ABSTRACT=Infected bone defects represent one of the most prevalent clinical conditions, affecting millions of patients annually. The local infection and necrosis associated with these defects exacerbate the injury, prolong healing times, and result in significant localized pain, presenting a substantial challenge for clinical repair. In this study, we developed a biomimetic mineralized and antibacterial imCOL1MA hydrogel by employing methacrylated COL1, composite native bone inorganic salts (CNBIS), and Magainin II-PLGA microspheres (mMicrospheres), which was further loaded with bone marrow stem cells (BMSCs) to form osteogenic engineered bone for infected bone defects repair. Briefly, we first optimized the concentration of COL1MA for BMSCs survival, then adjusted proportion of CNBIS to create an appropriate osteoinductive microenvironment, and encapsulated Magainin II in poly (lactic-co-glycolic acid) (PLGA) microsphere for long-term antimicrobial function.
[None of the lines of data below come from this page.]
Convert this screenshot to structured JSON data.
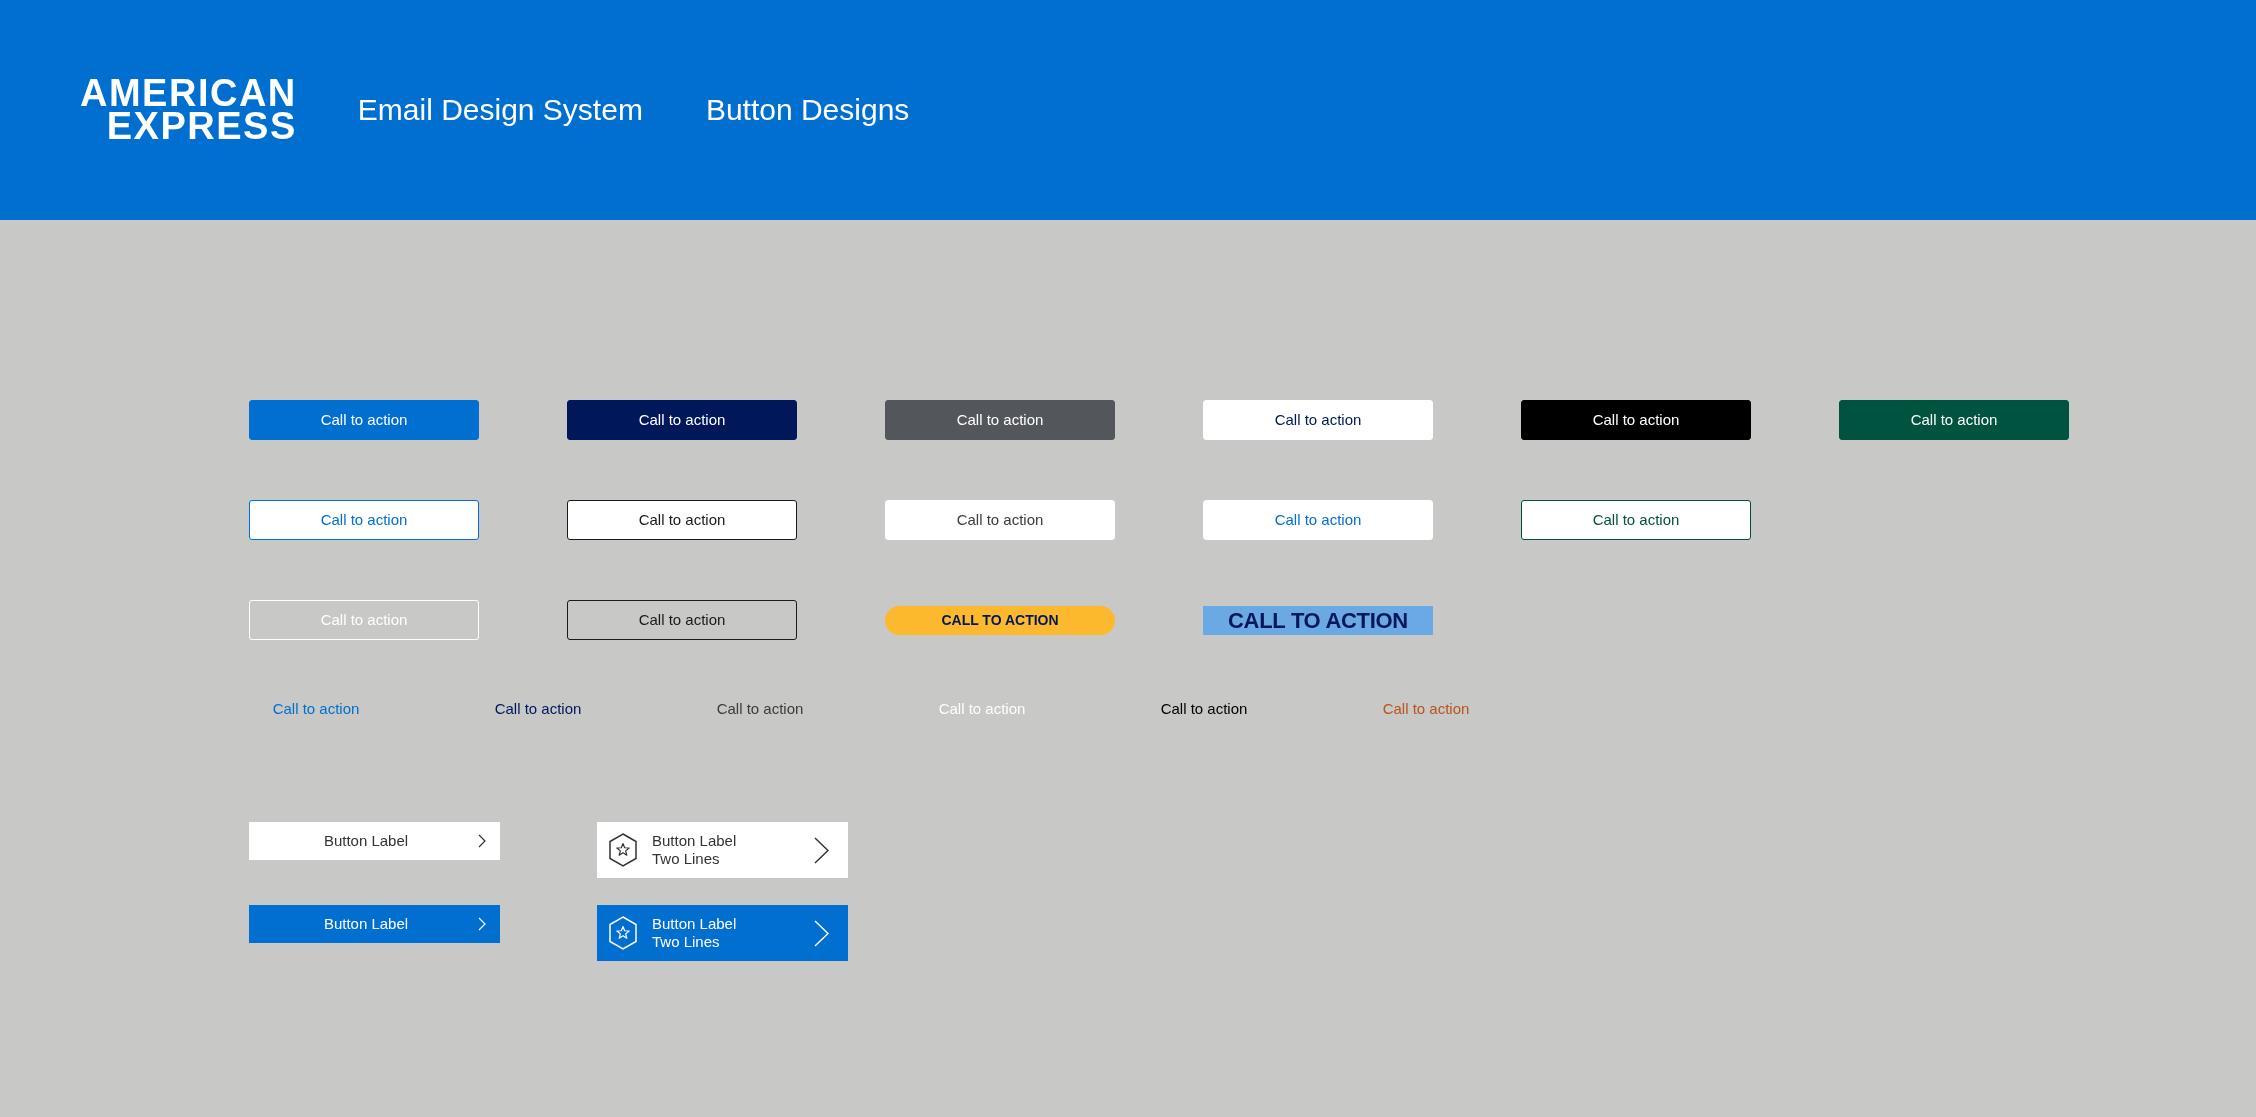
{
  "header": {
    "logo": [
      "AMERICAN",
      "EXPRESS"
    ],
    "titles": [
      "Email Design System",
      "Button Designs"
    ]
  },
  "button_rows": [
    [
      {
        "kind": "filled",
        "color": "#006fcf",
        "label": "Call to action"
      },
      {
        "kind": "filled",
        "color": "#00175a",
        "label": "Call to action"
      },
      {
        "kind": "filled",
        "color": "#53565a",
        "label": "Call to action"
      },
      {
        "kind": "inverse",
        "color": "#00175a",
        "label": "Call to action"
      },
      {
        "kind": "filled",
        "color": "#000000",
        "label": "Call to action"
      },
      {
        "kind": "filled",
        "color": "#00533f",
        "label": "Call to action"
      }
    ],
    [
      {
        "kind": "outline",
        "color": "#006fcf",
        "label": "Call to action"
      },
      {
        "kind": "outline",
        "color": "#1a1a1a",
        "label": "Call to action"
      },
      {
        "kind": "inverse",
        "color": "#3c3c3c",
        "label": "Call to action"
      },
      {
        "kind": "inverse",
        "color": "#006fcf",
        "label": "Call to action"
      },
      {
        "kind": "outline",
        "color": "#00533f",
        "label": "Call to action"
      }
    ],
    [
      {
        "kind": "ghost",
        "color": "#ffffff",
        "label": "Call to action"
      },
      {
        "kind": "ghost",
        "color": "#1a1a1a",
        "label": "Call to action"
      },
      {
        "kind": "pill",
        "color": "#fdb92e",
        "label": "CALL TO ACTION"
      },
      {
        "kind": "banner",
        "color": "#6aa9e3",
        "label": "CALL TO ACTION"
      }
    ]
  ],
  "links": [
    {
      "color": "#006fcf",
      "label": "Call to action"
    },
    {
      "color": "#00175a",
      "label": "Call to action"
    },
    {
      "color": "#3c3c3c",
      "label": "Call to action"
    },
    {
      "color": "#ffffff",
      "label": "Call to action"
    },
    {
      "color": "#000000",
      "label": "Call to action"
    },
    {
      "color": "#b9531f",
      "label": "Call to action"
    }
  ],
  "arrow_button_rows": [
    {
      "kind": "light",
      "buttons": [
        {
          "kind": "single",
          "lines": [
            "Button Label"
          ]
        },
        {
          "kind": "double",
          "lines": [
            "Button Label",
            "Two Lines"
          ]
        }
      ]
    },
    {
      "kind": "solid",
      "buttons": [
        {
          "kind": "single",
          "lines": [
            "Button Label"
          ]
        },
        {
          "kind": "double",
          "lines": [
            "Button Label",
            "Two Lines"
          ]
        }
      ]
    }
  ]
}
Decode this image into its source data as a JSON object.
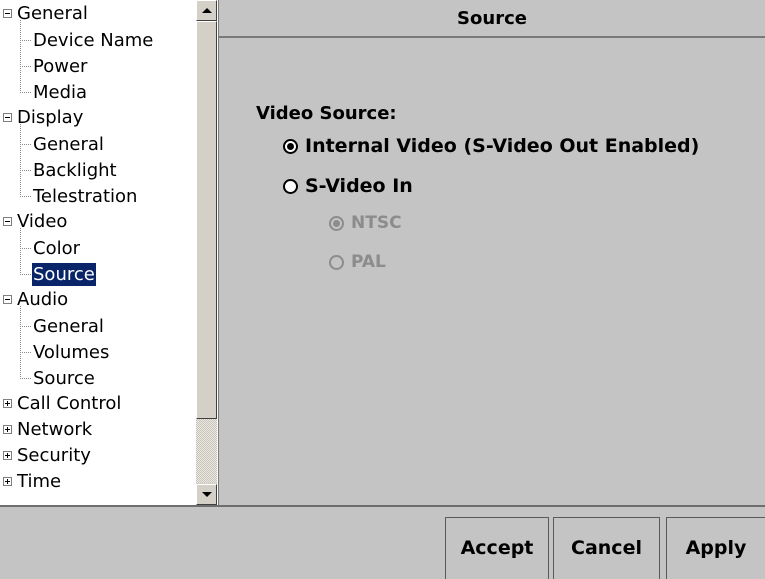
{
  "tree": {
    "rows": [
      {
        "label": "General",
        "kind": "parent",
        "expander": "minus"
      },
      {
        "label": "Device Name",
        "kind": "child"
      },
      {
        "label": "Power",
        "kind": "child"
      },
      {
        "label": "Media",
        "kind": "child"
      },
      {
        "label": "Display",
        "kind": "parent",
        "expander": "minus"
      },
      {
        "label": "General",
        "kind": "child"
      },
      {
        "label": "Backlight",
        "kind": "child"
      },
      {
        "label": "Telestration",
        "kind": "child"
      },
      {
        "label": "Video",
        "kind": "parent",
        "expander": "minus"
      },
      {
        "label": "Color",
        "kind": "child"
      },
      {
        "label": "Source",
        "kind": "child",
        "selected": true
      },
      {
        "label": "Audio",
        "kind": "parent",
        "expander": "minus"
      },
      {
        "label": "General",
        "kind": "child"
      },
      {
        "label": "Volumes",
        "kind": "child"
      },
      {
        "label": "Source",
        "kind": "child"
      },
      {
        "label": "Call Control",
        "kind": "parent",
        "expander": "plus"
      },
      {
        "label": "Network",
        "kind": "parent",
        "expander": "plus"
      },
      {
        "label": "Security",
        "kind": "parent",
        "expander": "plus"
      },
      {
        "label": "Time",
        "kind": "parent",
        "expander": "plus"
      }
    ]
  },
  "content": {
    "title": "Source",
    "group_label": "Video Source:",
    "options": [
      {
        "label": "Internal Video (S-Video Out Enabled)",
        "checked": true,
        "disabled": false
      },
      {
        "label": "S-Video In",
        "checked": false,
        "disabled": false
      }
    ],
    "sub_options": [
      {
        "label": "NTSC",
        "checked": true,
        "disabled": true
      },
      {
        "label": "PAL",
        "checked": false,
        "disabled": true
      }
    ]
  },
  "buttons": {
    "accept": "Accept",
    "cancel": "Cancel",
    "apply": "Apply"
  },
  "colors": {
    "selection_bg": "#0a246a",
    "panel_bg": "#c4c4c4",
    "disabled_text": "#8c8c8c"
  }
}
Consequently, the promising mineralized and antibacterial imCOL1MA was prepared using 10% COL1MA, 2% CNBIS, and 1% mMicrospheres. The imCOL1MA scaffold served as significant antimicrobial efficacy, excellent biodegradability, good biocompatibility, and osteoinductive microenvironment. As a result, the engineered bone could achieve rapid (only 4 weeks) vascularized and neuralized bone regeneration in a rabbit model of infected bone defects.